Rishi Sunak has embraced the challenge of narrowing the gap between the Tories and Labour in the current polls. Speaking to the Times, the prime minister emphasised his commitment to tax reductions, pledging to cut taxes when it becomes fiscally prudent.
“At the beginning of this year there is a sense that the country is pointing in the right direction,” he said attributing this optimism to the positive shifts in the economy and the effectiveness of his plan, which has already seen mortgage rates decrease and taxes cut.
Sunak is hopeful that the combination of a potential pre-election boost and a brighter economic forecast will diminish Labour’s lead under Keir Starmer.

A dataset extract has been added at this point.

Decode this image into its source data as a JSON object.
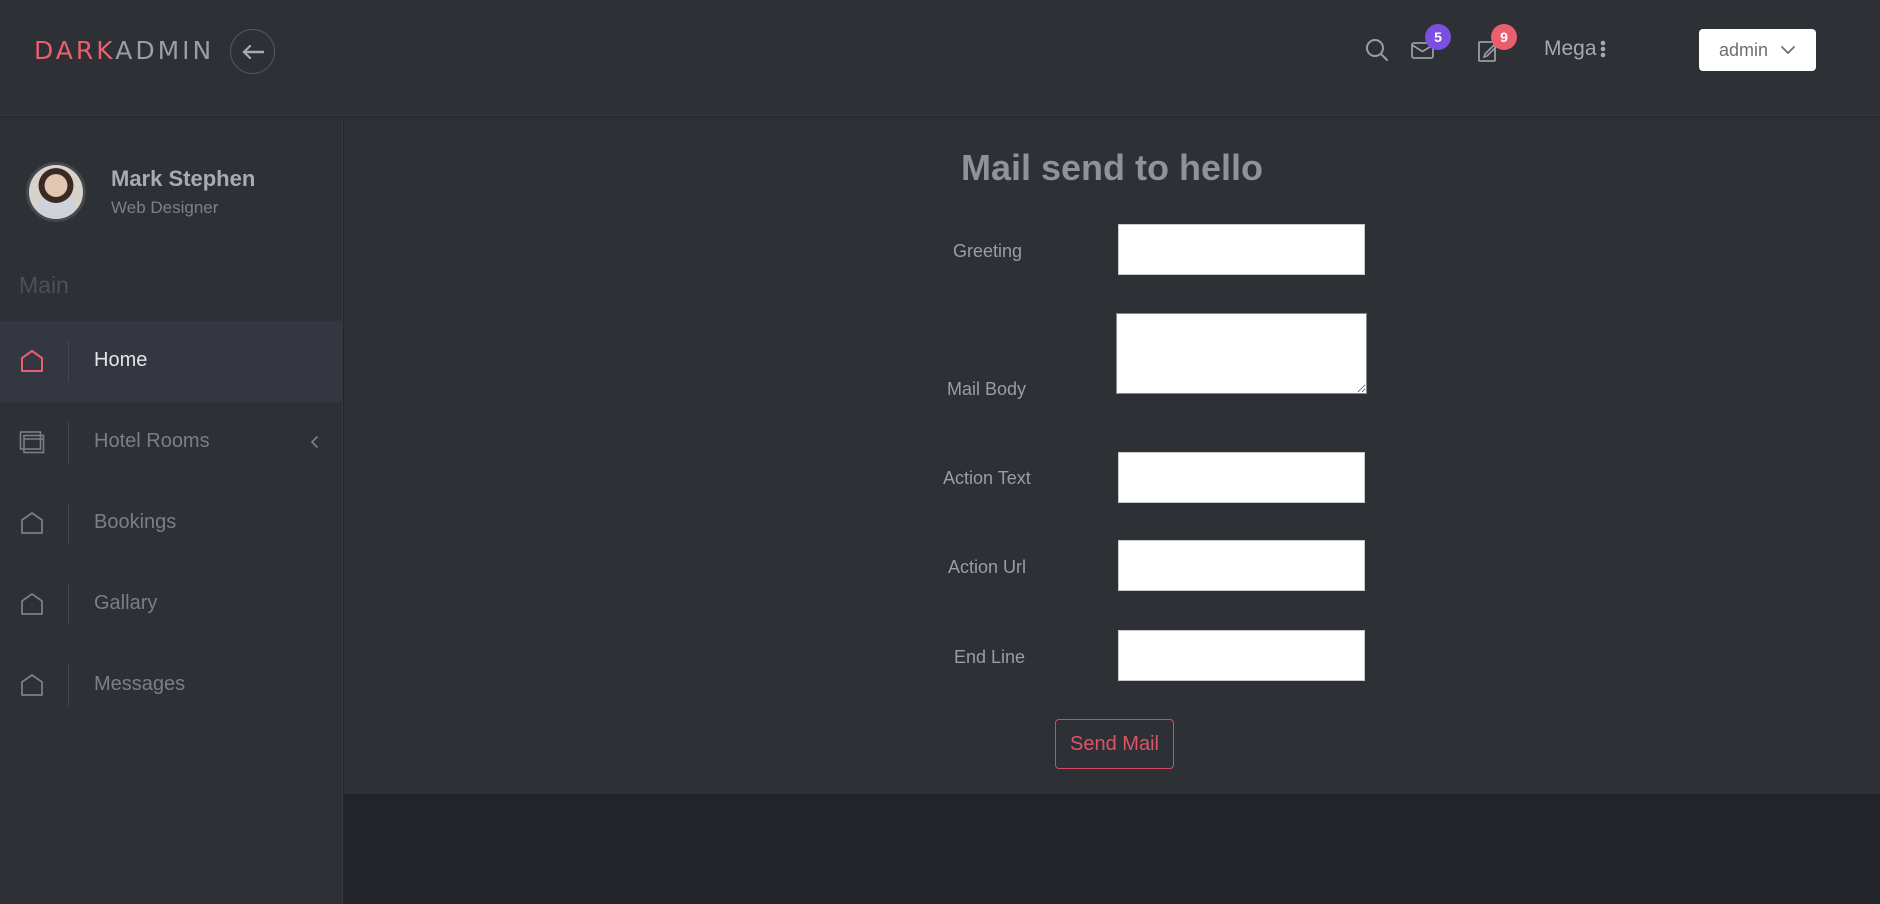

His reiteration of tax cut promises follows revelations from publication of his own tax summary, which disclosed his payment of over £500,000 in UK taxes last year on a total income of £2.2m, The Guardian reported.
This level of taxation, roughly 23% of his income, has drawn criticism for being proportionally similar to what a teacher earns, despite Sunak’s income being significantly higher, primarily due to the lower taxation on capital gains.
Amidst expectations for substantial tax cuts in the upcoming spring budget, Chancellor Jeremy Hunt has been attempting to moderate these anticipations, even as calls for cuts grow louder within Tory circles.
Sunak maintains that detailed discussions on fiscal policies are typically reserved for budget announcements, suggesting that some might be reading too much into the current discourse. “What the chancellor and I have said is that of course our long-term plan is to cut people’s taxes.”
Responding to Sunak’s statements, Darren Jones, the shadow chief secretary to the Treasury, criticised them as insincere, pointing out the financial strain faced by many British families after 14 years of Tory governance.
Jones highlighted the 25 tax increases under the Tories and projected that households would find themselves significantly poorer under Sunak’s tax strategy, advocating instead for a Labour government focused on investing in the nation’s future.
Additionally, Sunak’s wealth has recently been under scrutiny, especially following his acceptance of a £1,000 wager with Piers Morgan regarding the government’s Rwanda asylum strategy.
The disclosure of his tax documents on Friday (9), revealing a 13% increase in his income to £2.2m and total earnings of about £7m over four years, has fuelled discussions about the fairness of the tax system.
Tax Justice UK’s executive director Robert Palmer commented on the disparity in tax rates between those earning from wealth versus those working for their income, calling attention to the systemic flaws in the current tax framework.